Family Member Contributes
You might anticipate that other family members, such as your parents, may offer to pay for your child's tuition directly to the college. This type of direct payment does not have to be reported as a gift by the donor.
Personal Investment Funds
You might set up a separate investment account in your own name and simply set funds aside periodically to build a fund for your child's education. All the funds remain in your control, and any funds left over when your child finishes school can be added to your other investments.
Uniform Gifts Or Transfers To Minors (Ugmas/Utmas)
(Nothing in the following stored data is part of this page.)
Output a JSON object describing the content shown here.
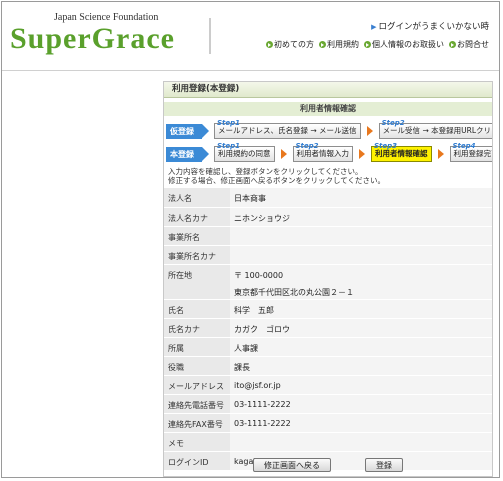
{
  "header": {
    "logo_sub": "Japan Science Foundation",
    "logo": "SuperGrace",
    "login_link": "ログインがうまくいかない時",
    "nav": [
      "初めての方",
      "利用規約",
      "個人情報のお取扱い",
      "お問合せ"
    ]
  },
  "panel": {
    "title": "利用登録(本登録)",
    "section_title": "利用者情報確認"
  },
  "steps": {
    "provisional_tag": "仮登録",
    "provisional": [
      {
        "no": "Step1",
        "label": "メールアドレス、氏名登録 → メール送信"
      },
      {
        "no": "Step2",
        "label": "メール受信 → 本登録用URLクリック"
      }
    ],
    "main_tag": "本登録",
    "main": [
      {
        "no": "Step1",
        "label": "利用規約の同意"
      },
      {
        "no": "Step2",
        "label": "利用者情報入力"
      },
      {
        "no": "Step3",
        "label": "利用者情報確認"
      },
      {
        "no": "Step4",
        "label": "利用登録完了"
      }
    ]
  },
  "note": {
    "line1": "入力内容を確認し、登録ボタンをクリックしてください。",
    "line2": "修正する場合、修正画面へ戻るボタンをクリックしてください。"
  },
  "form": [
    {
      "label": "法人名",
      "value": "日本商事"
    },
    {
      "label": "法人名カナ",
      "value": "ニホンショウジ"
    },
    {
      "label": "事業所名",
      "value": ""
    },
    {
      "label": "事業所名カナ",
      "value": ""
    },
    {
      "label": "所在地",
      "value": "〒 100-0000",
      "value2": "東京都千代田区北の丸公園２－１"
    },
    {
      "label": "氏名",
      "value": "科学　五郎"
    },
    {
      "label": "氏名カナ",
      "value": "カガク　ゴロウ"
    },
    {
      "label": "所属",
      "value": "人事課"
    },
    {
      "label": "役職",
      "value": "課長"
    },
    {
      "label": "メールアドレス",
      "value": "ito@jsf.or.jp"
    },
    {
      "label": "連絡先電話番号",
      "value": "03-1111-2222"
    },
    {
      "label": "連絡先FAX番号",
      "value": "03-1111-2222"
    },
    {
      "label": "メモ",
      "value": ""
    },
    {
      "label": "ログインID",
      "value": "kagaku_goro"
    }
  ],
  "buttons": {
    "back": "修正画面へ戻る",
    "register": "登録"
  },
  "colors": {
    "brand": "#5aa02c",
    "step_tag": "#3b8ad6",
    "active_step": "#fff200",
    "arrow": "#e8781e"
  }
}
These are simple investment accounts set up under your child's name. Periodic gifts are made to the account, funds accumulate, and, most likely, you'll pay income tax on earnings. While your child is a minor, you control the use of the account for any purpose benefiting that child, including college costs. Once the child reaches the age of majority as determined by your state, the funds belong to him or her.
Prepaid Tuition Programs
With these programs, available in many states, you purchase units or credits toward a particular level of education. When the child is ready to attend college, the program guarantees that the tuition related to the level of college you chose will be paid on your child's behalf. Essentially, you're buying tomorrow's education at today's price. Make sure that the plan you're considering has the financial backing of the state; otherwise the program may be at risk in a period of financial turmoil.
529 College Saving Plans
529 plans have the advantage of income tax deferral. You, or other family members, put money into the plan on behalf of a specific child. Funds are not subject to income tax within the account or when withdrawn if used for qualified higher education expenses. If one child does not need all of the funds, the balance may be transferred to fund another child's education, or even withdrawn by you. But, withdrawals of earnings will be subject to income tax and penalties.
Trusts are attractive for families that will be making consistent contributions to a fund that is expected to accumulate substantially. Trusts may receive gifts from any family member, or others, as part of a wealth transfer program. There are limited income tax benefits to these trusts, but they offer greater flexibility and control than other strategies.